Despite their age at the time of infection, they both managed to beat the odds and survive. Anna explained how others might succeed in living as long as she and her sister, saying, “Be good to others, keep good friends, be honest, love God — and I eat lots of hot peppers!”
2 Tsutomu Yamaguchi
On August 6, 1945, the United States of America dropped the atomic bomb on Hiroshima, Japan, killing around 140,000 people in the blast and subsequent radiation. One man who survived, Tsutomu Yamaguchi, was spending his final day in the city after a Summer spent designing a new oil tanker.
When the bomb detonated, he managed to jump into a ditch, but the shock wave pulled him into the air, spinning and hurtling him into a nearby potato patch. He was less than two miles from Ground Zero. He nearly ruptured his eardrums, and his face and forearms were severely burned, but he survived.
He made his way to a train and left for his hometown, which was unfortunately Nagasaki.

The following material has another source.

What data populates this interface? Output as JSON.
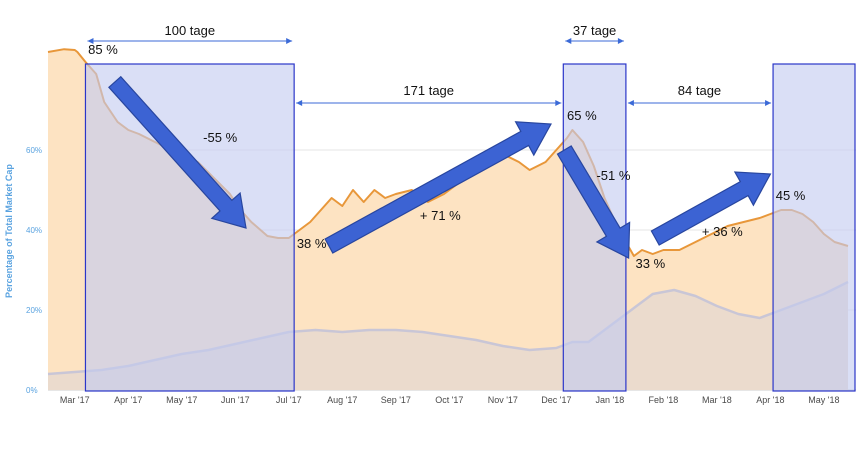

Upon arriving, he made his way to a hospital. On August 9th, he was recounting his experience to the Mitsubishi company director when a flash of light outside had him leaping to the ground one more.
Miraculously, while still injured from the first blast, Yamaguchi survived the second, and thus far, only two atomic bombs used in war. He later recalled the Nagasaki blast, saying, I thought the mushroom cloud had followed me from Hiroshima.”
1 Frane Selak
Frane Selak has survived more fatal accidents than anyone, earning him the title of being the “World’s Most Unlucky Luckiest Man.” In 1962, Selak’s first brush with death came when he survived a train crash that killed 17 other passengers.

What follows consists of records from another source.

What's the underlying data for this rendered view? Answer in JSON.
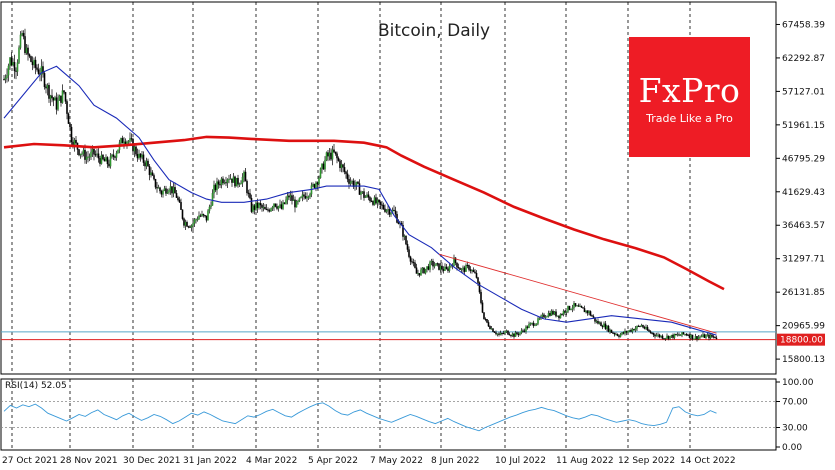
{
  "chart_data": [
    {
      "type": "candlestick",
      "title": "Bitcoin, Daily",
      "y_ticks": [
        "67458.39",
        "62292.87",
        "57127.01",
        "51961.15",
        "46795.29",
        "41629.43",
        "36463.57",
        "31297.71",
        "26131.85",
        "20965.99",
        "15800.13"
      ],
      "ylim": [
        13500,
        70000
      ],
      "x_ticks": [
        "27 Oct 2021",
        "28 Nov 2021",
        "30 Dec 2021",
        "31 Jan 2022",
        "4 Mar 2022",
        "5 Apr 2022",
        "7 May 2022",
        "8 Jun 2022",
        "10 Jul 2022",
        "11 Aug 2022",
        "12 Sep 2022",
        "14 Oct 2022"
      ],
      "price_badge": "18800.00",
      "grid": "vertical dashed",
      "close_path": [
        [
          0,
          59000
        ],
        [
          4,
          62000
        ],
        [
          8,
          61000
        ],
        [
          12,
          66000
        ],
        [
          15,
          63000
        ],
        [
          20,
          61000
        ],
        [
          25,
          60000
        ],
        [
          30,
          57000
        ],
        [
          35,
          55000
        ],
        [
          40,
          57000
        ],
        [
          45,
          50000
        ],
        [
          50,
          48000
        ],
        [
          55,
          47000
        ],
        [
          60,
          47500
        ],
        [
          65,
          46500
        ],
        [
          70,
          46000
        ],
        [
          75,
          48000
        ],
        [
          80,
          50000
        ],
        [
          85,
          49000
        ],
        [
          90,
          47000
        ],
        [
          95,
          46000
        ],
        [
          100,
          43000
        ],
        [
          105,
          41500
        ],
        [
          110,
          42500
        ],
        [
          115,
          41000
        ],
        [
          120,
          37000
        ],
        [
          125,
          36500
        ],
        [
          130,
          38000
        ],
        [
          135,
          37500
        ],
        [
          140,
          42000
        ],
        [
          145,
          43500
        ],
        [
          150,
          44000
        ],
        [
          155,
          43000
        ],
        [
          160,
          44000
        ],
        [
          165,
          39000
        ],
        [
          170,
          39500
        ],
        [
          175,
          38500
        ],
        [
          180,
          40000
        ],
        [
          185,
          39000
        ],
        [
          190,
          41000
        ],
        [
          195,
          39500
        ],
        [
          200,
          41000
        ],
        [
          205,
          42000
        ],
        [
          210,
          44000
        ],
        [
          215,
          47000
        ],
        [
          220,
          47500
        ],
        [
          225,
          45500
        ],
        [
          230,
          43500
        ],
        [
          235,
          42500
        ],
        [
          240,
          41000
        ],
        [
          245,
          40500
        ],
        [
          250,
          39500
        ],
        [
          255,
          39000
        ],
        [
          260,
          38500
        ],
        [
          265,
          36000
        ],
        [
          270,
          32000
        ],
        [
          275,
          29000
        ],
        [
          280,
          29500
        ],
        [
          285,
          30500
        ],
        [
          290,
          30000
        ],
        [
          295,
          29500
        ],
        [
          300,
          31000
        ],
        [
          305,
          29500
        ],
        [
          310,
          30000
        ],
        [
          315,
          28500
        ],
        [
          320,
          22000
        ],
        [
          325,
          20500
        ],
        [
          330,
          19500
        ],
        [
          335,
          20000
        ],
        [
          340,
          19500
        ],
        [
          345,
          20000
        ],
        [
          350,
          21000
        ],
        [
          355,
          21500
        ],
        [
          360,
          22500
        ],
        [
          365,
          23000
        ],
        [
          370,
          22500
        ],
        [
          375,
          23500
        ],
        [
          380,
          24000
        ],
        [
          385,
          23500
        ],
        [
          390,
          23000
        ],
        [
          395,
          21500
        ],
        [
          400,
          21000
        ],
        [
          405,
          20000
        ],
        [
          410,
          19500
        ],
        [
          415,
          20000
        ],
        [
          420,
          20500
        ],
        [
          425,
          21000
        ],
        [
          430,
          20000
        ],
        [
          435,
          19500
        ],
        [
          440,
          19200
        ],
        [
          445,
          19300
        ],
        [
          450,
          19500
        ],
        [
          455,
          19700
        ],
        [
          460,
          19100
        ],
        [
          465,
          19300
        ],
        [
          470,
          19300
        ],
        [
          475,
          19200
        ]
      ],
      "ma_blue": [
        [
          0,
          53000
        ],
        [
          25,
          60000
        ],
        [
          35,
          61000
        ],
        [
          50,
          58000
        ],
        [
          60,
          55000
        ],
        [
          75,
          53000
        ],
        [
          90,
          50000
        ],
        [
          100,
          46500
        ],
        [
          110,
          43500
        ],
        [
          125,
          41500
        ],
        [
          135,
          40500
        ],
        [
          145,
          40000
        ],
        [
          160,
          40000
        ],
        [
          175,
          40500
        ],
        [
          190,
          41500
        ],
        [
          205,
          42000
        ],
        [
          215,
          42500
        ],
        [
          225,
          42500
        ],
        [
          240,
          42500
        ],
        [
          250,
          42000
        ],
        [
          260,
          38000
        ],
        [
          270,
          35000
        ],
        [
          285,
          33000
        ],
        [
          300,
          30000
        ],
        [
          315,
          27500
        ],
        [
          330,
          25500
        ],
        [
          345,
          23500
        ],
        [
          360,
          22000
        ],
        [
          375,
          21500
        ],
        [
          390,
          22000
        ],
        [
          405,
          22500
        ],
        [
          425,
          22000
        ],
        [
          445,
          21500
        ],
        [
          460,
          20500
        ],
        [
          475,
          19500
        ]
      ],
      "ma_red": [
        [
          0,
          48500
        ],
        [
          20,
          49000
        ],
        [
          40,
          48800
        ],
        [
          60,
          48500
        ],
        [
          80,
          48800
        ],
        [
          100,
          49200
        ],
        [
          120,
          49600
        ],
        [
          135,
          50100
        ],
        [
          150,
          50000
        ],
        [
          165,
          49800
        ],
        [
          190,
          49500
        ],
        [
          220,
          49500
        ],
        [
          240,
          49200
        ],
        [
          255,
          48500
        ],
        [
          265,
          47200
        ],
        [
          280,
          45500
        ],
        [
          300,
          43500
        ],
        [
          320,
          41500
        ],
        [
          340,
          39300
        ],
        [
          360,
          37500
        ],
        [
          380,
          35800
        ],
        [
          400,
          34300
        ],
        [
          420,
          33000
        ],
        [
          440,
          31500
        ],
        [
          455,
          29700
        ],
        [
          470,
          27800
        ],
        [
          480,
          26600
        ]
      ],
      "trendline": [
        [
          290,
          32000
        ],
        [
          475,
          19800
        ]
      ],
      "support_level": 18800,
      "resistance_level": 20000
    },
    {
      "type": "line",
      "label": "RSI(14) 52.05",
      "y_ticks": [
        "100.00",
        "70.00",
        "30.00",
        "0.00"
      ],
      "ylim": [
        0,
        100
      ],
      "levels": [
        70,
        30
      ],
      "values": [
        55,
        64,
        60,
        65,
        62,
        66,
        60,
        52,
        48,
        44,
        40,
        45,
        50,
        47,
        53,
        57,
        50,
        46,
        42,
        48,
        52,
        46,
        41,
        45,
        50,
        47,
        42,
        36,
        40,
        46,
        52,
        49,
        54,
        50,
        45,
        40,
        38,
        36,
        42,
        48,
        46,
        50,
        55,
        58,
        53,
        48,
        46,
        52,
        57,
        62,
        66,
        68,
        63,
        56,
        51,
        49,
        54,
        57,
        52,
        48,
        44,
        41,
        38,
        42,
        46,
        50,
        47,
        43,
        39,
        36,
        40,
        44,
        39,
        35,
        31,
        28,
        25,
        30,
        34,
        38,
        42,
        46,
        49,
        53,
        56,
        58,
        61,
        58,
        56,
        52,
        48,
        45,
        43,
        46,
        50,
        48,
        44,
        41,
        38,
        40,
        42,
        40,
        36,
        34,
        33,
        35,
        38,
        60,
        62,
        54,
        50,
        48,
        50,
        56,
        52
      ]
    }
  ],
  "logo": {
    "brand": "FxPro",
    "tagline": "Trade Like a Pro"
  }
}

In 1963, he took his first ride in a plane, which ended when the door opened and sucked him out. He landed in a haystack while the plane crashed, killing 19 people. In ‘66, he survived a bus crash that killed four people, and in 1970, his car caught fire and exploded, but he managed to walk away.
Three years later, a similar car accident managed to burn off all of his hair, but he was otherwise unharmed. In 1995, he was hit by a bus, and the following year, he nearly hit a car in a head-on collision but survived by slamming into a guardrail.
For whatever reason, death was always coming for Selak, but he managed to avoid it at every turn. His luck changed a bit when, two days after he turned 73, he won €900,000 in the lottery. He bought some houses and a boat but gave most of his winnings away in 2010.